Influence of priority taking and abstaining at single-lane roundabouts using cellular automata

• A new cellular automata roundabout model is developed and calibrated with field data.
• Queue length and vehicle delay increase with higher rates of non-compliant driver behavior.
• Observed behavior percentages are influenced by arrival rate and turning movement balance.
• Jamming and priority reversal phenomena are replicated with a parsimonious model.
• Reinforces need for driver education and behavior change to improve the capacity of roundabouts in the United States.
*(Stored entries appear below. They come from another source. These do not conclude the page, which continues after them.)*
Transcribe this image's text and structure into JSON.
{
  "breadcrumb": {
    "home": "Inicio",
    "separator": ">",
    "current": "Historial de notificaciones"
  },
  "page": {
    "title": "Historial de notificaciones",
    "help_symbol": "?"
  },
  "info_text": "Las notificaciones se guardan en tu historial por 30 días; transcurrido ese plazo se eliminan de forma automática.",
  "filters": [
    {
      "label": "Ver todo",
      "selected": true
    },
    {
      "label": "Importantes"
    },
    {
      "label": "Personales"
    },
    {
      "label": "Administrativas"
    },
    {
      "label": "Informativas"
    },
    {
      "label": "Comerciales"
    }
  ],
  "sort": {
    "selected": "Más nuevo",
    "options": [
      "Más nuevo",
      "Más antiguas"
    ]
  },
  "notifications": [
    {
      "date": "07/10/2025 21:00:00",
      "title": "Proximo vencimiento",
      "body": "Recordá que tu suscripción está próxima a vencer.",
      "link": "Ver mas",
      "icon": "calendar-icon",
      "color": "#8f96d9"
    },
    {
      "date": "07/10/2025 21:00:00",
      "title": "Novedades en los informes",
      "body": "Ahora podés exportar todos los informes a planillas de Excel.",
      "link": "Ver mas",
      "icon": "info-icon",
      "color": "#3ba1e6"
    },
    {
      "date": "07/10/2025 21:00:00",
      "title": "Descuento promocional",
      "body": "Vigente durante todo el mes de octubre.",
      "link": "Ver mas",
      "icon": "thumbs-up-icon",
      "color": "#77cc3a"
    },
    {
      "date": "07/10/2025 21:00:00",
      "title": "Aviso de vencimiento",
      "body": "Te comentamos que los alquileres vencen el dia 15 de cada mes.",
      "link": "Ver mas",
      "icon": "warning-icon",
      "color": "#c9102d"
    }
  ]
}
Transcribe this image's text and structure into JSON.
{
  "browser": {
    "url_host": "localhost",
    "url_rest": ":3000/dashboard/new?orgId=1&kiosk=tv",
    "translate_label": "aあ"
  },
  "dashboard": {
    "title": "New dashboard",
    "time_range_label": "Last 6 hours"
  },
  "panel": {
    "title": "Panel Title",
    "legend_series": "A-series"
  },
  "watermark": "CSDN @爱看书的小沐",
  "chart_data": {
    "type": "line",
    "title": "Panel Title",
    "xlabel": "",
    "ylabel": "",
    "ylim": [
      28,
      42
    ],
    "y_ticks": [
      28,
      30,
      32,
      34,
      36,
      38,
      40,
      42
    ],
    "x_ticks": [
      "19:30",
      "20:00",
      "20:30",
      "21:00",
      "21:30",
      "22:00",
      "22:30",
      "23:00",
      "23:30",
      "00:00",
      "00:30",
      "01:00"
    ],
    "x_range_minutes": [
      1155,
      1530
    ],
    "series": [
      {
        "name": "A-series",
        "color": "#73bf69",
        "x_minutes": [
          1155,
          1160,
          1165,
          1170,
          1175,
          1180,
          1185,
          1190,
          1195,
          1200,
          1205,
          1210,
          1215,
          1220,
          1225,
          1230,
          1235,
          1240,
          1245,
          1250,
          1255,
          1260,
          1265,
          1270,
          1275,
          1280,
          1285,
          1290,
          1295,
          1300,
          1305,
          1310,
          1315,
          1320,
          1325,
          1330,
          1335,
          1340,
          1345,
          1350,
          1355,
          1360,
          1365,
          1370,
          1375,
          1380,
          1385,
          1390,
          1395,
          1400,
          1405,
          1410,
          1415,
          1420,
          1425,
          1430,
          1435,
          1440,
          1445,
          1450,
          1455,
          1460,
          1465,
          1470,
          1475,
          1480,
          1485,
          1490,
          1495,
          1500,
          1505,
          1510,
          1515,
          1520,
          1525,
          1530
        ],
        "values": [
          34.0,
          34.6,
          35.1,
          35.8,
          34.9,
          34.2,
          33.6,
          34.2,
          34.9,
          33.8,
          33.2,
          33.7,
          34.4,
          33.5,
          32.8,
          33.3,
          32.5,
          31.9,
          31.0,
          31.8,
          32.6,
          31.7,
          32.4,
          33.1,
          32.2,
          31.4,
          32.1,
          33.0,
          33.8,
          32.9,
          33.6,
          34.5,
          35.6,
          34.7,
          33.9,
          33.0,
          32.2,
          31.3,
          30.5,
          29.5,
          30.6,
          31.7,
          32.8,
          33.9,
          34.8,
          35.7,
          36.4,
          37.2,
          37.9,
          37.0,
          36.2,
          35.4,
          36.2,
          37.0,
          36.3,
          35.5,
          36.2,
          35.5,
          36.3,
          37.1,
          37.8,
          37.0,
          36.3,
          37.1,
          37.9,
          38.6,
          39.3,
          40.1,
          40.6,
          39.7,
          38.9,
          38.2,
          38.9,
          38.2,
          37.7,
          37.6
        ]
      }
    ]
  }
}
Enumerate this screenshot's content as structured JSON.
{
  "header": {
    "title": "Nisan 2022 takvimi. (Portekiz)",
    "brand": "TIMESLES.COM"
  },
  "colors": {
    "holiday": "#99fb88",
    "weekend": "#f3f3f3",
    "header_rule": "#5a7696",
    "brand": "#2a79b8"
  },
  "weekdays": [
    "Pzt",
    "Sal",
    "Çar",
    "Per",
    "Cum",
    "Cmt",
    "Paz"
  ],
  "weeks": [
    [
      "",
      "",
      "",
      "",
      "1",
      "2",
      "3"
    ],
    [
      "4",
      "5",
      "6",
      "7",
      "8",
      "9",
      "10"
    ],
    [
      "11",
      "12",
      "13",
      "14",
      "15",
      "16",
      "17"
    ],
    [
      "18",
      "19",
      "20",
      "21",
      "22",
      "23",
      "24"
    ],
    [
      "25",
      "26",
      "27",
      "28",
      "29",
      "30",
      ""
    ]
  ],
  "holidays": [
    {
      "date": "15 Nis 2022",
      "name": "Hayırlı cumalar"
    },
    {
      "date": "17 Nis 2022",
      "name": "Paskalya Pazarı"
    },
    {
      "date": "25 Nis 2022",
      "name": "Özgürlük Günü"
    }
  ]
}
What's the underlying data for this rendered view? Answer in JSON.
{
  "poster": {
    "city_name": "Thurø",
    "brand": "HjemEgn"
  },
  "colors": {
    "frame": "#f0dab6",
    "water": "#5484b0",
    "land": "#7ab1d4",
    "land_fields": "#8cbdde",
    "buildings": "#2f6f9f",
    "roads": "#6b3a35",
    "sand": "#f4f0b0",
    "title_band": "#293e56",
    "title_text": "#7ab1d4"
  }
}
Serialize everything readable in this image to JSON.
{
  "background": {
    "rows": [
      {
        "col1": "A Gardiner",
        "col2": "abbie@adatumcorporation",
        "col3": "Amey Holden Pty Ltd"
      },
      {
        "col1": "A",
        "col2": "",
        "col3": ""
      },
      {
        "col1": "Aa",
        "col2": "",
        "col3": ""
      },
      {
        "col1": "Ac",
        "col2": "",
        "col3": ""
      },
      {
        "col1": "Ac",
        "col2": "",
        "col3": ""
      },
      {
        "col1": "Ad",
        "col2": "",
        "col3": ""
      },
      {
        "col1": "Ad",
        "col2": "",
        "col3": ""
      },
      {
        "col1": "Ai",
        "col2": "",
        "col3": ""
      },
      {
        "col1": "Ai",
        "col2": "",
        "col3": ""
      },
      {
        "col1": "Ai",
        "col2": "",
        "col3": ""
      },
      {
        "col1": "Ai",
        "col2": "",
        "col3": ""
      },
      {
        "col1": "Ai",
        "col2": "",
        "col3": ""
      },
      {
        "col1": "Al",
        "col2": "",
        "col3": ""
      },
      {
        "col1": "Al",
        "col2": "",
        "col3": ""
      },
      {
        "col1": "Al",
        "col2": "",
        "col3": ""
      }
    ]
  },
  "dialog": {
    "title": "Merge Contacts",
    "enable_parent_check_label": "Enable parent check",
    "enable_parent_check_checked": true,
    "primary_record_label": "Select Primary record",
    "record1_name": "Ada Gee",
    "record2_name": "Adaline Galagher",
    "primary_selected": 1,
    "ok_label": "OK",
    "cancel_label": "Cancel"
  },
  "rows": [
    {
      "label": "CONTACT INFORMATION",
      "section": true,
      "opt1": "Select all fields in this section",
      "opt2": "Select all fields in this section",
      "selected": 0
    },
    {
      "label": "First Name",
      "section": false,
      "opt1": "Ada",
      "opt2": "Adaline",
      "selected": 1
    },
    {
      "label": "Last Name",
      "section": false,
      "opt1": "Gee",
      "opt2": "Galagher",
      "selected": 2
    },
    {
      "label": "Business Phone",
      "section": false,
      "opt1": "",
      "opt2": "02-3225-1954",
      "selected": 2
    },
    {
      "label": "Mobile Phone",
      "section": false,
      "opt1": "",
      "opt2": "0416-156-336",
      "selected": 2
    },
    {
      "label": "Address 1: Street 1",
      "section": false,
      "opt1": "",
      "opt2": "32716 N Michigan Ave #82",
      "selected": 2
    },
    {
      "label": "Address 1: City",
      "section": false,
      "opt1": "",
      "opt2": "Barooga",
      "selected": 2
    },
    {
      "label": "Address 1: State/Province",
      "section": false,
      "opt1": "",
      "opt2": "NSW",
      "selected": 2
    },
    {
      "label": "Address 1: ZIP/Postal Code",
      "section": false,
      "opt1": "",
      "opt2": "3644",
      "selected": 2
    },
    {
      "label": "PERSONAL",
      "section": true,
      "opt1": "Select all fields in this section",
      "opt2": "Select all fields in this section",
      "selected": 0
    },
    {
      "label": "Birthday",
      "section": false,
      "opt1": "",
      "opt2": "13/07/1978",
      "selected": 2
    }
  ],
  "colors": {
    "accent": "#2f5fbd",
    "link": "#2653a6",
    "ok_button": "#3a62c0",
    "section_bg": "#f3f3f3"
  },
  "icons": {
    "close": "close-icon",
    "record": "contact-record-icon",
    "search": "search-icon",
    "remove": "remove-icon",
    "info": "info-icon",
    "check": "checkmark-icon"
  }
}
Existing roundabout simulation models fail to consider all types of driver behavior which compromises their accuracy and ability to accurately evaluate roundabout performance. Further, these non-compliant driver behaviors, including priority taking and priority abstaining, are inconsistent with existing traffic flow theories. In this paper, a new cellular automata model, C.A.Rsim, is developed and calibrated with field data from five single-lane roundabouts in four northeastern states. Model results indicate that approximately 20% of the individuals in the driver population are inclined to priority taking and approximately 20% are inclined to priority abstaining behavior, though the observed levels of these types of behavior are naturally lower and vary with traffic volume. The model results also corroborate other research indicating that current models can overestimate capacity at higher circulating volumes, possibly a result of the jamming effect produced by priority taking behavior. The reduction in priority abstaining behavior, which is observed at older roundabouts, significantly reduces delay and queue length in certain traffic volumes. C.A.Rsim is also more parsimonious than many existing microsimulation models. These results provide insight on how variations in conflicting flow (i.e., traffic volume and turning movement balance) impact the amount of observed non-compliant behavior.